During the summer of 2012, my close friend Joshua Beckman and I produced a collaborative book of poems and collages called Porch Light (lamp and chair). Leading up to its production, we spent close to a year together hanging out, usually over dinner at his house, looking at books. We focused our attention on specific aspects of book design—like spine, cover, shape, and size—but also other factors, such as the era when a book was made giving its paper and cover stock a certain look and feel. We spoke about the consistency in quality achieved by paperback publishers who knew how to make books just right. Or, as poet Ted Berrigan stated in his desire to make a book of his poems, “feminine, marvelous, and tough.”
These evenings we spent together were an important prelude to getting down to the actual work. As soon as we made our selection of the book’s content, a cut-and-paste mockup was assembled and spread out on the studio floor. I began typesetting and printing right away. Every letter was hand set and each sheet was passed one at a time through my Vandercook press. My enthusiasm and general feeling of “this book needs to exist” pushed the production to a quick speed. As the book was nearly printed, one important question remained—how are we going to bind this thing?

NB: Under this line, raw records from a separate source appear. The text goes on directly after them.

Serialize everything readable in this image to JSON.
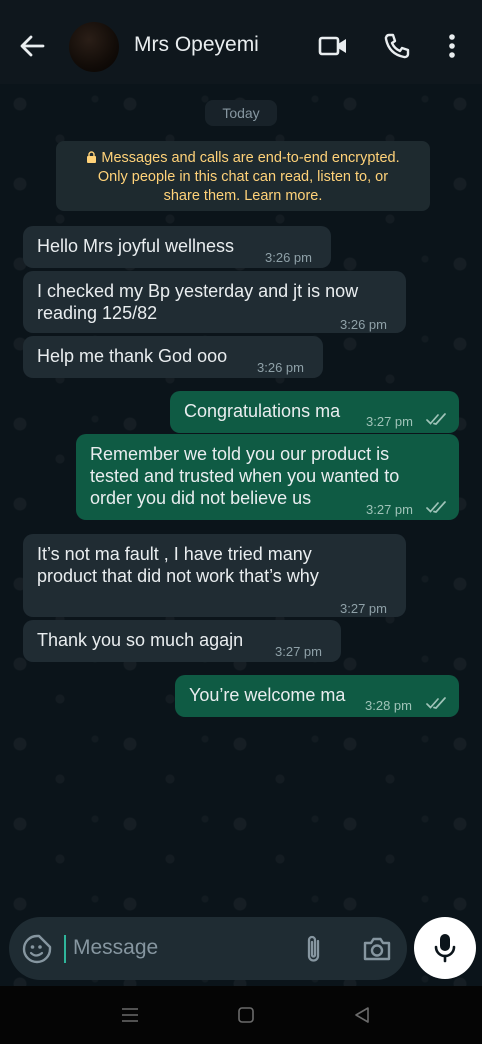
{
  "header": {
    "contact_name": "Mrs Opeyemi"
  },
  "chat": {
    "date_chip": "Today",
    "encryption_notice": [
      "Messages and calls are end-to-end encrypted.",
      "Only people in this chat can read, listen to, or",
      "share them. Learn more."
    ],
    "messages": [
      {
        "direction": "in",
        "lines": [
          "Hello Mrs joyful wellness"
        ],
        "time": "3:26 pm"
      },
      {
        "direction": "in",
        "lines": [
          "I checked my Bp yesterday and jt is now",
          "reading 125/82"
        ],
        "time": "3:26 pm"
      },
      {
        "direction": "in",
        "lines": [
          "Help me thank God ooo"
        ],
        "time": "3:26 pm"
      },
      {
        "direction": "out",
        "lines": [
          "Congratulations ma"
        ],
        "time": "3:27 pm",
        "status": "read"
      },
      {
        "direction": "out",
        "lines": [
          "Remember we told you our product is",
          "tested and trusted when you wanted to",
          "order you did not believe us"
        ],
        "time": "3:27 pm",
        "status": "read"
      },
      {
        "direction": "in",
        "lines": [
          "It’s not ma fault , I have tried many",
          "product that did not work that’s why"
        ],
        "time": "3:27 pm"
      },
      {
        "direction": "in",
        "lines": [
          "Thank you so much agajn"
        ],
        "time": "3:27 pm"
      },
      {
        "direction": "out",
        "lines": [
          "You’re welcome ma"
        ],
        "time": "3:28 pm",
        "status": "read"
      }
    ]
  },
  "composer": {
    "placeholder": "Message"
  },
  "icons": {
    "back": "arrow-left-icon",
    "video": "video-camera-icon",
    "call": "phone-icon",
    "menu": "more-vertical-icon",
    "emoji": "sticker-smiley-icon",
    "attach": "paperclip-icon",
    "camera": "camera-icon",
    "mic": "microphone-icon",
    "read_receipt": "double-check-icon"
  },
  "colors": {
    "incoming_bubble": "#202c33",
    "outgoing_bubble": "#0f5b44",
    "encryption_text": "#ffd279",
    "background": "#0b141a"
  }
}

One day, Joshua came over to my studio with a small drawing that he had torn out from his pocket notebook. It was a diagram for sewing the book. It mapped the order and direction of the needle, making thirty-two passes through each hole of the four signatures. At first glance, the drawing made little sense to me, but Joshua brought along a test copy that he had sewn as example.
Friends of Joshua’s, living upstate along the Hudson River, were going out of town for a week. Their house was spread out on a rambling estate, scattered with interesting structures. In this environment, we spent the next four days, waking up early and going late into the night to sew nearly all three hundred copies of the edition. We prepared the space by setting up a long worktable, where all the necessary components would take place: the waxing of thread, the poking of holes through each signature, and the threading of each book. Joshua’s drawing was our guide.
The following winter, I began production on another book that would be bound in the same way as Porch Light (lamp and chair). This time alone in my Brooklyn studio, I set up my binding station to begin sewing 250 copies. I had pulled out Joshua’s drawing a week prior and placed it on my desk. Looking at it as it caught my eye, I tried to absorb the process once more. It took only two books before I could work without referencing the drawing. My hands knew their way. It was a relief to feel as though I picked up right where I left off.
The drawing now hangs in my studio and every so often a visitor asks me about it. Initially it was a guide to bind a paperback. Now it stands for me as a document of a true collaboration.
Jon Beacham is an artist and printer based in Brooklyn, New York.